Since the CQC inspection in May the trust has reconfigured its emergency operations centres (EOC) and created a new EOC and HQ in Crawley, as well as implementing a new computer-aided dispatch system.
Staff were found to be consistently compassionate, treating patients and callers with kindness and respect including those in mental health crisis.
Although some staff did indicate improvements in the trust’s culture and a reduction in bullying and harassment, concerns remained about the overall culture within the trust.
Richard Foster, chair of SECAmb, added: “The trust board acknowledges that not enough progress had been made since the last CQC inspection in May 2016.
“During that time there have been a number of changes at executive and at board-level and the leadership team now in place is committed to delivering the vigorous improvement programme already under way.”
CQC has also inspected the NHS 111 service provided by the trust which has been rated as ‘good’.
Ted Baker, the CQC’s chief inspector of hospitals, said: “Although we have seen some areas of improvement, South East Coast Ambulance NHS Foundation Trust has not yet made enough progress for me to recommend that it should leave special measures.
“I am concerned that the previous leadership had not fully addressed longstanding cultural issues and in particular the historical problems of bullying and harassment. While the problem is now being addressed there is still work to be done here and in the management of medicines.
“It is clear there have been deep rooted problems and the trust would now benefit from a period of stable management to address these issues. I am aware that there has been a recent appointment of a new chief executive who has considerable experience within the ambulance service and should bring that renewed stability.
“The board have assured us that they are focussed in supporting the chief executive to carry the improvements that are needed.
“In the circumstances however, I have advised NHS Improvement that the trust should continue to receive the additional oversight and support provided by special measures until such time we can report on significant and sustained improvement.”
Nigel Sweet, who works as an ambulance technician at SECAmb but speaking as a UNISON steward, explained that staff were keen to work constructively with the trust’s management and board to accelerate improvements already underway.
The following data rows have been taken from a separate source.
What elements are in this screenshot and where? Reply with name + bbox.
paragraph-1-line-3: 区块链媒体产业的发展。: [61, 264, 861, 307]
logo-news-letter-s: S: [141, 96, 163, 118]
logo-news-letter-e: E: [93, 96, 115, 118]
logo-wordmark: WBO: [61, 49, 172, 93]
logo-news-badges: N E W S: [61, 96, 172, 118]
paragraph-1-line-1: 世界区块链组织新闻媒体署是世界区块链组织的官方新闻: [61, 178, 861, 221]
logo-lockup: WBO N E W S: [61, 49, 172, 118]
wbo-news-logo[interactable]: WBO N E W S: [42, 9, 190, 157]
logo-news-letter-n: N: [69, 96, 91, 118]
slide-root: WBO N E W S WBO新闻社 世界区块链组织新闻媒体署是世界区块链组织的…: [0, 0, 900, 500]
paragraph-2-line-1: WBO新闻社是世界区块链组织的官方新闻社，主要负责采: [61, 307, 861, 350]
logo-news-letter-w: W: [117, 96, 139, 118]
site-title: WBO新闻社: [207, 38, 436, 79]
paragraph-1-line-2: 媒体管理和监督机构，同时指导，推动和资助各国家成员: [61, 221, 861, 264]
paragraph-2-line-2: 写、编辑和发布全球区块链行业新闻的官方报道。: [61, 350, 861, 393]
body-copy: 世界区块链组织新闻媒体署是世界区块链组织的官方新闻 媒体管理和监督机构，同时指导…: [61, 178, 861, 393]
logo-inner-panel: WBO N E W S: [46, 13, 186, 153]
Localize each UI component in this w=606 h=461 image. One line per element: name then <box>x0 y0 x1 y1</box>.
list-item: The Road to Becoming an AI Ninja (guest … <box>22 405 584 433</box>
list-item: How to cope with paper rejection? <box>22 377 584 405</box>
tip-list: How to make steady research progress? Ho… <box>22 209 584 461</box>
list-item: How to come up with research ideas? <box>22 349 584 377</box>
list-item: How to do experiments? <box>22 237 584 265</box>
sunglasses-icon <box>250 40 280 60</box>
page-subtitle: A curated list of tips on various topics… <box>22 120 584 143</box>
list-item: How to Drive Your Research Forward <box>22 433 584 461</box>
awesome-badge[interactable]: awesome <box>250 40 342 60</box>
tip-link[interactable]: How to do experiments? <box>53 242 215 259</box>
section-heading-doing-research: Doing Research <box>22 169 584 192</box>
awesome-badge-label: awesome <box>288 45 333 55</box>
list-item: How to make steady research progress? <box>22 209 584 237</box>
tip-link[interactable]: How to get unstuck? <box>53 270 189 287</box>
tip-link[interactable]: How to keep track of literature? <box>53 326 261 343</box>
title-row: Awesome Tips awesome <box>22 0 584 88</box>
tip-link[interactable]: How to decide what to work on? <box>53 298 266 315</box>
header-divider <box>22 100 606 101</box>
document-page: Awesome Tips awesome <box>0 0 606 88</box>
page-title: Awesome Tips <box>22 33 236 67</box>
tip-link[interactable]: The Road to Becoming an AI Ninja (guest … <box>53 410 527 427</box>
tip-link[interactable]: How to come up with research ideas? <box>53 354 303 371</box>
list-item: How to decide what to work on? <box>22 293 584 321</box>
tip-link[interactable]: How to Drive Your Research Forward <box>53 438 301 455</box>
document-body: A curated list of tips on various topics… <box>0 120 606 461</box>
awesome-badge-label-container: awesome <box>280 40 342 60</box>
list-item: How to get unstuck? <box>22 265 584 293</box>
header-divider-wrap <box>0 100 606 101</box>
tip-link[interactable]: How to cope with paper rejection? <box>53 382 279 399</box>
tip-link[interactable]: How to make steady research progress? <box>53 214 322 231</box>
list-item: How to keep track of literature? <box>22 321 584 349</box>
He said: “There is an improved mood. I can’t pretend that morale is good but I’m convinced we have bottomed out and we are improving.”
Changes instituted by the board have meant staff are receiving guaranteed meal breaks at the appropriate time and are finishing shifts on time.
He also welcomed the improvements made to NHS 111, and described how ‘it’s good from the trust’s point of view that we have got one part of the system that is now rates as good’.
He added: “We have got a good gauge on how to do it and now we need to spread that good practice across the trust.”